Iberdrola se apunta a la prometedora 'revolución verde' de Japón

Se asocia con Macquarie para cons­truir 3.300 me­ga­va­tios eó­licos ma­rinos en el país

Renovables
Renovables

Iberdrola ha puesto una nueva pica en el ne­gocio de las re­no­va­bles. Esta vez ha sido en Japón, uno de los dos con­ti­nentes -en África no está pre­sente- que le restan a la eléc­trica que pre­side Ignacio Galán. La com­pañía ha ad­qui­rido la pro­mo­tora Acacia Renewables para desa­rro­llar pro­yectos eó­licos ma­rinos por una po­tencia global de 3.300 me­ga­va­tios. El desa­rrollo de dicha car­tera se hará al 50% con Macquarie Green Investment Group, so­ciedad a quien ha com­prado Acacia.

El proyecto de ejecución previsto para dentro de ocho años permitirá a la eléctrica española posicionarse en un mercado verde, muy incipiente como es el nipón, pero con un gran potencial de crecimiento, en concreto en el ámbito de la eólica marina. El Gobierno japonés ha aprobado una ambiciosa apuesta por las energías renovables pero al que le falta la ejecución.

Es decir, falta por conocer aún el sistema de subastas que las autoridades niponas van a establecer.

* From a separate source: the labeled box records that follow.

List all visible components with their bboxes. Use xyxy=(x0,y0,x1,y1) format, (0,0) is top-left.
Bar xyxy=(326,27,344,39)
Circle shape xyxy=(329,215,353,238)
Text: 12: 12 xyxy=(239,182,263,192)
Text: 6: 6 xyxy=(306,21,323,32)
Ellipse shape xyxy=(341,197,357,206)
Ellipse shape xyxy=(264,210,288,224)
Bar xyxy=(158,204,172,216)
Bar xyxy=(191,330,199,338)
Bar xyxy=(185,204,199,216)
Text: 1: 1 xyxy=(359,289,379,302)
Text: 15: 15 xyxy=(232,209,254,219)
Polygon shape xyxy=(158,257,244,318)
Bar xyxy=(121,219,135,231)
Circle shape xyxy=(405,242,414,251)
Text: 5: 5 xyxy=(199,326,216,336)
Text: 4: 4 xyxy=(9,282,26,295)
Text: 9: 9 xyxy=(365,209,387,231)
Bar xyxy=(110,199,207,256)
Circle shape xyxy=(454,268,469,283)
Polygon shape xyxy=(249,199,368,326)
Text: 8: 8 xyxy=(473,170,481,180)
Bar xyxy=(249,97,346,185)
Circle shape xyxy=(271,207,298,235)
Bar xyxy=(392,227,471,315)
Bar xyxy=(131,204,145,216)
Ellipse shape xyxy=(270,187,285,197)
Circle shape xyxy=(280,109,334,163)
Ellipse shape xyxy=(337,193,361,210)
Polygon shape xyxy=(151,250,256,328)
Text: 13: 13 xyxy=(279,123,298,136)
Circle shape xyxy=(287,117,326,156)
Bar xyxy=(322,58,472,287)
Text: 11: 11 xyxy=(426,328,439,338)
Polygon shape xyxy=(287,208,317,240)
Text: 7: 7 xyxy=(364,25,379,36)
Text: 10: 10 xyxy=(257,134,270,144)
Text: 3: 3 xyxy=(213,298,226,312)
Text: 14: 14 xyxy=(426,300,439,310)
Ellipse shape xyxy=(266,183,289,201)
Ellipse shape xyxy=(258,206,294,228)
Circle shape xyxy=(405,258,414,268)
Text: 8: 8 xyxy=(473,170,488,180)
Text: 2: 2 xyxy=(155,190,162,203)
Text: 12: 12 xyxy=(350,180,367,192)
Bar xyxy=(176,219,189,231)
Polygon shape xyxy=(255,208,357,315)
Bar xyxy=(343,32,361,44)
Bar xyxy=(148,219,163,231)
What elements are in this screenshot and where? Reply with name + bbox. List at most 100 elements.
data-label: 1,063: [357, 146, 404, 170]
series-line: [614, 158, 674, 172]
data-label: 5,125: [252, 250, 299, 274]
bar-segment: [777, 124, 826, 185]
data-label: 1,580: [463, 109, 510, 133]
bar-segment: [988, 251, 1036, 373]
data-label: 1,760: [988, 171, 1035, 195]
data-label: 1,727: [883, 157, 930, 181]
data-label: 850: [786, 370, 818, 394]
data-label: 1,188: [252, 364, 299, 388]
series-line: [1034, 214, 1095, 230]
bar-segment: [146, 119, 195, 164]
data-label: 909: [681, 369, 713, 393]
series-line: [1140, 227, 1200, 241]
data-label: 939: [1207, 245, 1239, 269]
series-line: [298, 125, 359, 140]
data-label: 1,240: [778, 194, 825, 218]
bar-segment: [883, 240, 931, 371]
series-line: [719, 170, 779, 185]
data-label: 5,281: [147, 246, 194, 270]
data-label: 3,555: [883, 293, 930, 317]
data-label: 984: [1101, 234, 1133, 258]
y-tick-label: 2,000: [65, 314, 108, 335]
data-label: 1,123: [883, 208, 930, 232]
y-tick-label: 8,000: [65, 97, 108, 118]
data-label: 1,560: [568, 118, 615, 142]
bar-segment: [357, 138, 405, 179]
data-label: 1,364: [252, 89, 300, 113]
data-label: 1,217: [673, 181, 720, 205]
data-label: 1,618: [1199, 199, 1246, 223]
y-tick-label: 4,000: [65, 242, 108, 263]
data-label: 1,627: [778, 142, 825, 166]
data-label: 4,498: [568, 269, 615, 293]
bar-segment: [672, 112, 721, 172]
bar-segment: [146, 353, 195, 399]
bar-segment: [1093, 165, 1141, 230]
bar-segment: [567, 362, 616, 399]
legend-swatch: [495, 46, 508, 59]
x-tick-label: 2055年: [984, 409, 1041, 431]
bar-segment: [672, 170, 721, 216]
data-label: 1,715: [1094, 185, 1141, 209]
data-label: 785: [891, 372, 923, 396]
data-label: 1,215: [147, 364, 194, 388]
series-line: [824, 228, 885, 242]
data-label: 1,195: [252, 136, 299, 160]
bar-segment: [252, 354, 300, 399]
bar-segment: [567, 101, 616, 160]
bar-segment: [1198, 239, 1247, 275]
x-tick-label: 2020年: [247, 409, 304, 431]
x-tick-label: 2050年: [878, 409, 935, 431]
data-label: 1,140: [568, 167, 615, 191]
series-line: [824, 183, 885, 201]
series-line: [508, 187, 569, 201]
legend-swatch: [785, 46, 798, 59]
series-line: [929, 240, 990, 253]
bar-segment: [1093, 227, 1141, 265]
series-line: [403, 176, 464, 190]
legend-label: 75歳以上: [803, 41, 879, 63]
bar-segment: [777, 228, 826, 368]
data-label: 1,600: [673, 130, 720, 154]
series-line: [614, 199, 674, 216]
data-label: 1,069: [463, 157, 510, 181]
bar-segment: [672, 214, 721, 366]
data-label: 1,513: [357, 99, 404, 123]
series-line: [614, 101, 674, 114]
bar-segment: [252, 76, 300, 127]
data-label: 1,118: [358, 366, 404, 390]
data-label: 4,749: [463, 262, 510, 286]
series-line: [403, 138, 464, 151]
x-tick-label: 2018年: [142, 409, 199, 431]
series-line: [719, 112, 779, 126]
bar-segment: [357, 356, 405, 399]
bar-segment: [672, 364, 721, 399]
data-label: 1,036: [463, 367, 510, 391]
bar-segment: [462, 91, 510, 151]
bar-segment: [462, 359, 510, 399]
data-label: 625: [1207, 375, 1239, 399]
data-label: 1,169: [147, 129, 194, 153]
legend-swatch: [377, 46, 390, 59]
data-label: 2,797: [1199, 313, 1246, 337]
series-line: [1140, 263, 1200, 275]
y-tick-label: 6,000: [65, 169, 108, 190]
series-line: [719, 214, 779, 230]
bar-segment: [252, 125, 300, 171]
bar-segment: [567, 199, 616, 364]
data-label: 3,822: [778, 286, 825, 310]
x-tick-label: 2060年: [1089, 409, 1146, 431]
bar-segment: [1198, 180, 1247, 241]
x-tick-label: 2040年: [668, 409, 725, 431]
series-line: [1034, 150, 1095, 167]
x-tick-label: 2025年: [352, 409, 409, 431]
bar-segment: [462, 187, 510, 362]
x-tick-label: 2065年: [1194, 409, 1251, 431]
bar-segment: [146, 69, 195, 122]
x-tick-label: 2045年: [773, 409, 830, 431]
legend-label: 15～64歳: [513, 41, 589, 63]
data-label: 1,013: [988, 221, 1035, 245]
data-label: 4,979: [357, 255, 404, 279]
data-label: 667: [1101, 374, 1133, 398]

Una pieza fundamental que las compañías eléctricas necesitan saber previamente, antes de presentarse a los proyectos. Por ese motivo, la idea es construir unos 3.300 megavatios eólicos pero a los que falta conocer la inversión global y los plazos de ejecución.

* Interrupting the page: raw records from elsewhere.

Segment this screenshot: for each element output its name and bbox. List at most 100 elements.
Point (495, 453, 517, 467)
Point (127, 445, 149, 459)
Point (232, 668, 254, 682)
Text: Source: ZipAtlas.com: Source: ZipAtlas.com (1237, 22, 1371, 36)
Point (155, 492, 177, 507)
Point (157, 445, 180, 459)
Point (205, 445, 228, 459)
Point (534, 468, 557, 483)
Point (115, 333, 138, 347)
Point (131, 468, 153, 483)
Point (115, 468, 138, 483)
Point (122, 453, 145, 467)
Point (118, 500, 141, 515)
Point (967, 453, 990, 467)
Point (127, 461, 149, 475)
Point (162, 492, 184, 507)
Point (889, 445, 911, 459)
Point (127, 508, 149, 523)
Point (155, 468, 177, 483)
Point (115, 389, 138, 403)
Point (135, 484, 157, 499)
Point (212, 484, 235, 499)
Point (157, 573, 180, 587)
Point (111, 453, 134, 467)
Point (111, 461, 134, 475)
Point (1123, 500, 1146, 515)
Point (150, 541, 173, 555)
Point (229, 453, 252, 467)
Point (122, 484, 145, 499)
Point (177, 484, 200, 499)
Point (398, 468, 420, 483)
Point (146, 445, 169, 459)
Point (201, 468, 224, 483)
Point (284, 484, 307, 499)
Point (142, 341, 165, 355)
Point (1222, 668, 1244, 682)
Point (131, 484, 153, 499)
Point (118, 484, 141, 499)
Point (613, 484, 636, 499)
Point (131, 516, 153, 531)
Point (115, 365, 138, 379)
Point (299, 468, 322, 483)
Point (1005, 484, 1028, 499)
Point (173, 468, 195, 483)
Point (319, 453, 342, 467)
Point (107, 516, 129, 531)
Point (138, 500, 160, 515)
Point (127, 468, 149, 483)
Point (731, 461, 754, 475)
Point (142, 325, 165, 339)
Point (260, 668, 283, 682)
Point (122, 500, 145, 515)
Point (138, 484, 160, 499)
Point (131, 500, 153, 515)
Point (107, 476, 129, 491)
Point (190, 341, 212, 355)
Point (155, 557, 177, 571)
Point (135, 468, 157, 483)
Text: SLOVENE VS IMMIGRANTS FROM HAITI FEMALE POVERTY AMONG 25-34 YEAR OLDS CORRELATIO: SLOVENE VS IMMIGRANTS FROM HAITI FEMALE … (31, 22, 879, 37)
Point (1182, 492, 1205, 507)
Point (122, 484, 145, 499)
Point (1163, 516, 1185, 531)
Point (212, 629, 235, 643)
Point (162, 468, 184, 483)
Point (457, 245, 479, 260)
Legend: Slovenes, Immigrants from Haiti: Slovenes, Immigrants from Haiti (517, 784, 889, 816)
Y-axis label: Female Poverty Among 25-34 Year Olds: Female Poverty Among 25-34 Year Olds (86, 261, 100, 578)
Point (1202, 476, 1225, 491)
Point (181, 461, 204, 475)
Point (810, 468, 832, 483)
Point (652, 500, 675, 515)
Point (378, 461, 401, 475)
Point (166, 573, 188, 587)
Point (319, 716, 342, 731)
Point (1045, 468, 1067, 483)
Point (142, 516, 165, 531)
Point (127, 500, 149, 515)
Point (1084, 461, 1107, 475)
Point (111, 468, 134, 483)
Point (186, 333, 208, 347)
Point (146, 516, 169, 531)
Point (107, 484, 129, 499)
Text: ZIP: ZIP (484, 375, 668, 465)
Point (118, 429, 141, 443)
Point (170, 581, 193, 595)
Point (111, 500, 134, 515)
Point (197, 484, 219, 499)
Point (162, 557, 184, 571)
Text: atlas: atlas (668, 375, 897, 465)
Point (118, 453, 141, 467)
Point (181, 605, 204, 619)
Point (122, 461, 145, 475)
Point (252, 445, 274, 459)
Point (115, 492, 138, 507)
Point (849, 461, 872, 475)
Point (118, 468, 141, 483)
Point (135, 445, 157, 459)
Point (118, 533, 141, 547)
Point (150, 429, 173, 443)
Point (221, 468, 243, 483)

Además de la australiana Macquarie, no se descarta que entren socios japoneses en el desarrollo de algunos de los proyectos. La política de Iberdrola en este terreno es contar siempre con socios locales porque se conocen mejor la legislación del país y todo lo relacionado con la burocracia, en este caso la nipona.

Mercado incipiente pero sólido

En Iberdrola consideran que, pese a que es un mercado muy incipiente, el país asiático es un mercado potencialmente sólido, con gran proyección de futuro en la apuesta por las energías verdes y, tercero, es un gobierno en el que no existen riesgos de ningún tipo.

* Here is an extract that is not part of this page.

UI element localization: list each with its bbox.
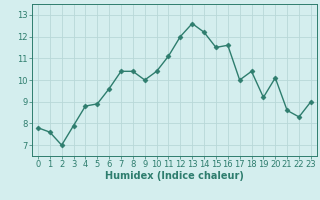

La compañía intenta desde hace tiempo eludir los países donde la regulación no sea estable y la política no aporte seguridad. Por ejemplo, Iberdrola abandonó Venezuela y Guatemala. Brasil y México, pese a tener problemas económicos, son dos países no equiparables en cuanto a su potencial, de ahí que participen muy activamente en el negocio eléctrico.

La promotora local nipona Acacia Renewables cuenta ya con dos parques eólicos marinos de 1.200 megavatios en desarrollo y cuatro en cartera que suman una potencia de 2.100 megavatios, situados estratégicamente en diferentes áreas del suroeste del país para acceder a las subastas anunciadas por el gobierno nipón. Los primeros proyectos está previsto estén operativos en 2028.

La capacidad eólica marina instalada en Japón se reduce actualmente a tan solo 70 megavatios. Pero el país ha desplegado una estrategia para descarbonizar su mix energético. De hecho, las previsiones apuntan a que el mercado alcanzará los 10.000 megavatios instalados en 2030 y llegar hasta los 37.000 megavatios en 2050.

Sexta operación corporativa

Respecto a Iberdrola, con esta nueva compra y alianza, la eléctrica protagoniza la sexta operación corporativa en lo que va de año a pesar de la situación generada por el Covid-19. A las transacciones de eólica marina en Francia y Suecia, se suman la adquisición de la francesa de energías renovables Aalto Power, los acuerdos para desarrollar 165 megavatios eólicos terrestres en Escocia y la compra de la australiana Infigen Energy, con la que se ha convertido en uno de los operadores líderes del mercado australiano de energía renovable.

La compra de Acacia Renewables no se incluye en el plan de inversiones de 10.000 millones que la eléctrica española se ha comprometido acometer este año en energías renovables, redes eléctricas inteligentes y sistemas de almacenamiento a gran escala.

La compañía dará a conocer el próximo 5 de noviembre su nuevo plan estratégico para los próximos años. Galán ha mantenido hasta ahora una política de inversiones a gran escala, enfocada en su gran parte a la expansión internacional. España, Reino Unido, EEUU, Brasil y México han sido los cinco países en los que ha centrado su expansión. Australia y Japón se han convertido en la nueva apuesta de la eléctrica.